Could News Corp board face Caremark liability? – ProfessorBainbridge.com
You’ll recall from our earlier coverage that News Corp reincorporated in Delaware a few years ago, so any corporate law claims arising out of the scandal will be subject to Delaware law.
It was reported back in 2011 that shareholders had already filed derivative suits claiming that News Corps’ board had breached fiduciary duties to shareholders by failing to prevent the phone hacking scandal:
News Corp shareholders have alleged that company directors were aware of the extent of the phone hacking in Britain, which resulted in last month’s closing of the 168-year-old News of the World newspaper, or turned a blind eye to it.
They say Murdoch’s alleged control over the board in part may explain the directors’ inattention or reticence to act.
According to the complaints, the scandal has cost News Corp, forcing it to abandon its bid to take full control of pay-TV company British Sky Broadcasting Plc (BSY.L), and opening it up to investigations including an FBI probe.
So far, at least three lawsuits have been filed in Manhattan federal court and one in Delaware Chancery Court.
Various commentators opined at the time that the lawsuits were a longshot. Which is probably right, but let’s revisit the question in light of what we know now.
Since the Caremark decision the board of directors of a Delaware corporation has had a duty to ensure that appropriate “information and reporting systems” are in place to provide the board and top management with “timely and accurate information.” Accordingly, the board of directors’ duty to be attentive to the business of the corporation “includes a duty to attempt in good faith to assure that a corporate information and reporting system, which the board concludes is adequate, exists, and that failure to do so under some circumstances may, in theory at least, render a director liable for losses caused by non-compliance with applicable legal standards.” (In re Caremark Intern.

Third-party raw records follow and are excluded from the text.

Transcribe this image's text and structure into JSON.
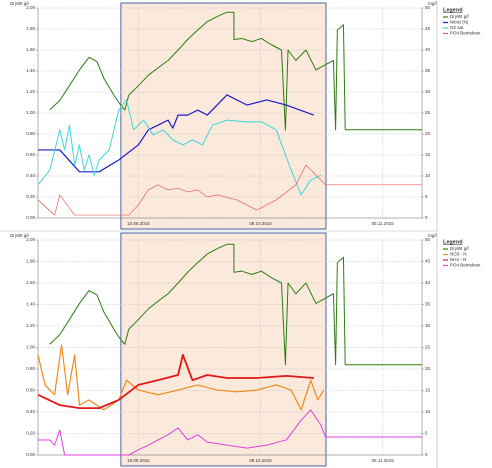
{
  "chart_data": [
    {
      "type": "line",
      "y_label": "DryWt g/l",
      "y2_label": "mg/l",
      "legend_title": "Legend",
      "xlim": [
        0,
        88
      ],
      "xticks": [
        {
          "value": 23,
          "label": "10.09.2015"
        },
        {
          "value": 51,
          "label": "08.10.2015"
        },
        {
          "value": 79,
          "label": "05.11.2015"
        }
      ],
      "ylim": [
        0,
        2
      ],
      "yticks": [
        {
          "value": 0,
          "label": "0.00"
        },
        {
          "value": 0.2,
          "label": "0.20"
        },
        {
          "value": 0.4,
          "label": "0.40"
        },
        {
          "value": 0.6,
          "label": "0.60"
        },
        {
          "value": 0.8,
          "label": "0.80"
        },
        {
          "value": 1,
          "label": "1.00"
        },
        {
          "value": 1.2,
          "label": "1.20"
        },
        {
          "value": 1.4,
          "label": "1.40"
        },
        {
          "value": 1.6,
          "label": "1.60"
        },
        {
          "value": 1.8,
          "label": "1.80"
        },
        {
          "value": 2,
          "label": "2.00"
        }
      ],
      "y2lim": [
        0,
        50
      ],
      "y2ticks": [
        0,
        5,
        10,
        15,
        20,
        25,
        30,
        35,
        40,
        45,
        50
      ],
      "grid": true,
      "highlight_x": [
        19,
        66
      ],
      "series": [
        {
          "name": "DryWt g/l",
          "color": "#2e7d12",
          "width": 1,
          "x": [
            2.7,
            5.0,
            7.2,
            9.5,
            11.7,
            13.5,
            15.1,
            17.4,
            19.0,
            19.9,
            20.8,
            23.0,
            25.3,
            27.5,
            29.8,
            32.1,
            34.3,
            36.6,
            38.8,
            41.1,
            43.3,
            44.9,
            44.9,
            46.7,
            49.0,
            51.2,
            53.5,
            55.8,
            56.7,
            57.3,
            59.1,
            61.4,
            63.7,
            65.9,
            67.7,
            68.2,
            68.6,
            70.0,
            70.4,
            72.7,
            88
          ],
          "values": [
            1.03,
            1.12,
            1.26,
            1.41,
            1.53,
            1.49,
            1.33,
            1.17,
            1.07,
            1.03,
            1.17,
            1.26,
            1.36,
            1.43,
            1.5,
            1.6,
            1.7,
            1.79,
            1.87,
            1.92,
            1.96,
            1.96,
            1.7,
            1.71,
            1.68,
            1.71,
            1.65,
            1.6,
            0.84,
            1.6,
            1.5,
            1.6,
            1.41,
            1.46,
            1.5,
            0.84,
            1.79,
            1.84,
            0.84,
            0.84,
            0.84
          ]
        },
        {
          "name": "Nitrat (N)",
          "color": "#1c1cc8",
          "width": 1.2,
          "axis": "y2",
          "x": [
            0,
            5.0,
            9.5,
            14.0,
            18.5,
            23.0,
            25.3,
            27.5,
            29.8,
            30.9,
            32.1,
            34.3,
            36.6,
            38.8,
            43.3,
            47.9,
            52.4,
            56.9,
            63.2
          ],
          "values": [
            16.2,
            16.2,
            11.0,
            11.0,
            13.8,
            17.4,
            21.0,
            22.1,
            23.3,
            21.4,
            24.5,
            24.5,
            25.7,
            24.5,
            29.3,
            26.9,
            28.1,
            26.9,
            24.5
          ]
        },
        {
          "name": "O2 sat.",
          "color": "#3fd6dc",
          "width": 1,
          "axis": "y2",
          "x": [
            0,
            2.7,
            5.0,
            6.1,
            7.2,
            8.4,
            9.5,
            10.6,
            11.7,
            12.9,
            14.0,
            16.3,
            18.5,
            20.3,
            21.9,
            24.2,
            26.4,
            28.7,
            30.9,
            33.2,
            35.4,
            37.7,
            40.0,
            43.3,
            47.9,
            51.2,
            54.6,
            58.0,
            60.3,
            62.5,
            64.8
          ],
          "values": [
            7.9,
            11.4,
            21.0,
            16.2,
            22.1,
            12.6,
            17.4,
            11.4,
            15.0,
            10.2,
            13.8,
            16.2,
            25.7,
            28.1,
            21.0,
            23.3,
            19.8,
            21.0,
            18.6,
            17.4,
            18.6,
            17.4,
            22.1,
            23.3,
            22.9,
            22.9,
            21.0,
            11.4,
            5.5,
            9.0,
            10.2
          ]
        },
        {
          "name": "PO4 Betriebsw.",
          "color": "#e0645a",
          "width": 0.7,
          "axis": "y2",
          "x": [
            0,
            3.8,
            5.0,
            8.4,
            14.0,
            18.5,
            20.8,
            23.0,
            25.3,
            27.5,
            29.8,
            32.1,
            34.3,
            36.6,
            38.8,
            41.1,
            45.6,
            50.1,
            54.6,
            59.1,
            61.4,
            63.7,
            65.9,
            88
          ],
          "values": [
            4.3,
            0.7,
            5.5,
            0.7,
            0.7,
            0.7,
            0.7,
            3.1,
            6.7,
            7.9,
            6.7,
            7.1,
            6.2,
            6.7,
            5.0,
            5.5,
            4.3,
            1.9,
            4.3,
            7.9,
            12.6,
            10.2,
            7.9,
            7.9
          ]
        }
      ]
    },
    {
      "type": "line",
      "y_label": "DryWt g/l",
      "y2_label": "mg/l",
      "legend_title": "Legend",
      "xlim": [
        0,
        88
      ],
      "xticks": [
        {
          "value": 23,
          "label": "10.09.2015"
        },
        {
          "value": 51,
          "label": "08.10.2015"
        },
        {
          "value": 79,
          "label": "05.11.2015"
        }
      ],
      "ylim": [
        0,
        2
      ],
      "yticks": [
        {
          "value": 0,
          "label": "0.00"
        },
        {
          "value": 0.2,
          "label": "0.20"
        },
        {
          "value": 0.4,
          "label": "0.40"
        },
        {
          "value": 0.6,
          "label": "0.60"
        },
        {
          "value": 0.8,
          "label": "0.80"
        },
        {
          "value": 1,
          "label": "1.00"
        },
        {
          "value": 1.2,
          "label": "1.20"
        },
        {
          "value": 1.4,
          "label": "1.40"
        },
        {
          "value": 1.6,
          "label": "1.60"
        },
        {
          "value": 1.8,
          "label": "1.80"
        },
        {
          "value": 2,
          "label": "2.00"
        }
      ],
      "y2lim": [
        0,
        50
      ],
      "y2ticks": [
        0,
        5,
        10,
        15,
        20,
        25,
        30,
        35,
        40,
        45,
        50
      ],
      "grid": true,
      "highlight_x": [
        19,
        66
      ],
      "series": [
        {
          "name": "DryWt g/l",
          "color": "#2e7d12",
          "width": 1,
          "x": [
            2.7,
            5.0,
            7.2,
            9.5,
            11.7,
            13.5,
            15.1,
            17.4,
            19.0,
            19.9,
            20.8,
            23.0,
            25.3,
            27.5,
            29.8,
            32.1,
            34.3,
            36.6,
            38.8,
            41.1,
            43.3,
            44.9,
            44.9,
            46.7,
            49.0,
            51.2,
            53.5,
            55.8,
            56.7,
            57.3,
            59.1,
            61.4,
            63.7,
            65.9,
            67.7,
            68.2,
            68.6,
            70.0,
            70.4,
            72.7,
            88
          ],
          "values": [
            1.03,
            1.12,
            1.26,
            1.41,
            1.53,
            1.49,
            1.33,
            1.17,
            1.07,
            1.03,
            1.17,
            1.26,
            1.36,
            1.43,
            1.5,
            1.6,
            1.7,
            1.79,
            1.87,
            1.92,
            1.96,
            1.96,
            1.7,
            1.71,
            1.68,
            1.71,
            1.65,
            1.6,
            0.84,
            1.6,
            1.5,
            1.6,
            1.41,
            1.46,
            1.5,
            0.84,
            1.79,
            1.84,
            0.84,
            0.84,
            0.84
          ]
        },
        {
          "name": "NO3 - N",
          "color": "#f08a1c",
          "width": 1.2,
          "axis": "y2",
          "x": [
            0,
            1.6,
            3.8,
            5.4,
            6.8,
            8.4,
            9.5,
            11.7,
            15.1,
            18.5,
            20.3,
            23.0,
            27.5,
            32.1,
            36.6,
            41.1,
            45.6,
            50.1,
            54.6,
            58.0,
            60.3,
            62.5,
            64.1,
            65.5
          ],
          "values": [
            23.3,
            16.3,
            14.0,
            25.6,
            14.0,
            23.3,
            11.6,
            12.8,
            10.5,
            12.8,
            17.4,
            15.1,
            14.0,
            15.1,
            16.3,
            15.1,
            14.7,
            15.1,
            16.3,
            15.1,
            10.5,
            17.4,
            12.8,
            15.1
          ]
        },
        {
          "name": "NH4 - N",
          "color": "#e01818",
          "width": 1.8,
          "axis": "y2",
          "x": [
            0,
            5.0,
            9.5,
            14.0,
            18.5,
            23.0,
            27.5,
            32.1,
            33.2,
            35.4,
            38.8,
            43.3,
            50.1,
            56.9,
            63.2
          ],
          "values": [
            14.0,
            11.6,
            10.9,
            10.9,
            12.8,
            16.3,
            17.4,
            18.6,
            23.3,
            17.4,
            18.6,
            17.9,
            17.9,
            18.4,
            17.9
          ]
        },
        {
          "name": "PO4 Betriebsw.",
          "color": "#e040e0",
          "width": 1,
          "axis": "y2",
          "x": [
            0,
            2.7,
            3.8,
            5.0,
            6.1,
            18.5,
            20.8,
            23.0,
            25.3,
            27.5,
            29.8,
            32.1,
            34.3,
            36.6,
            38.8,
            43.3,
            47.9,
            52.4,
            56.9,
            60.3,
            62.5,
            64.8,
            65.9,
            88
          ],
          "values": [
            3.5,
            3.5,
            2.3,
            5.8,
            0,
            0,
            0,
            1.2,
            2.3,
            3.5,
            4.7,
            6.3,
            3.5,
            4.7,
            3.0,
            2.3,
            1.6,
            2.3,
            3.5,
            8.1,
            10.5,
            7.0,
            4.2,
            4.2
          ]
        }
      ]
    }
  ]
}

Inc. Derivative Litigation, 698 A.2d 959, 970 (Del. Ch. 1996).)
Failure to ensure that internal controls were in place to prevent corporate employees from breaking the law in conducting the corporation’s affairs is a basic Caremark violation. See In re Citigroup Inc. Shareholder Litig., 2009 WL 481906 at 10 (Del. Ch. 2009) (“In a typical Caremark case, plaintiffs argue that the defendants are liable for damages that arise from a failure to properly monitor or oversee employee misconduct or violations of law.”).
A Caremark claim can be prosecuted on any or all of three theories. First, plaintiff can argue the directors were interested in the relevant subject matter or were not independent of persons with such an interest. Here, News Corp may have problems. As an earlier Guardian article detailed, “News Corp’s ‘independent’ directors have strong links to Rupert Murdoch.” And as the Economist opined in late 2011:
Today only a handful of big firms have the sort of board that seems hand-picked to be loyal to the boss, chief among them being News Corporation, says Paul Hodgson of GMI, a corporate-governance ratings firm. Mr Hodgson describes recent changes to News Corporation’s board as “cosmetic” and points to an unusually large number of directors who are corporate insiders and thus likely to be loyal to the chief executive, Rupert Murdoch.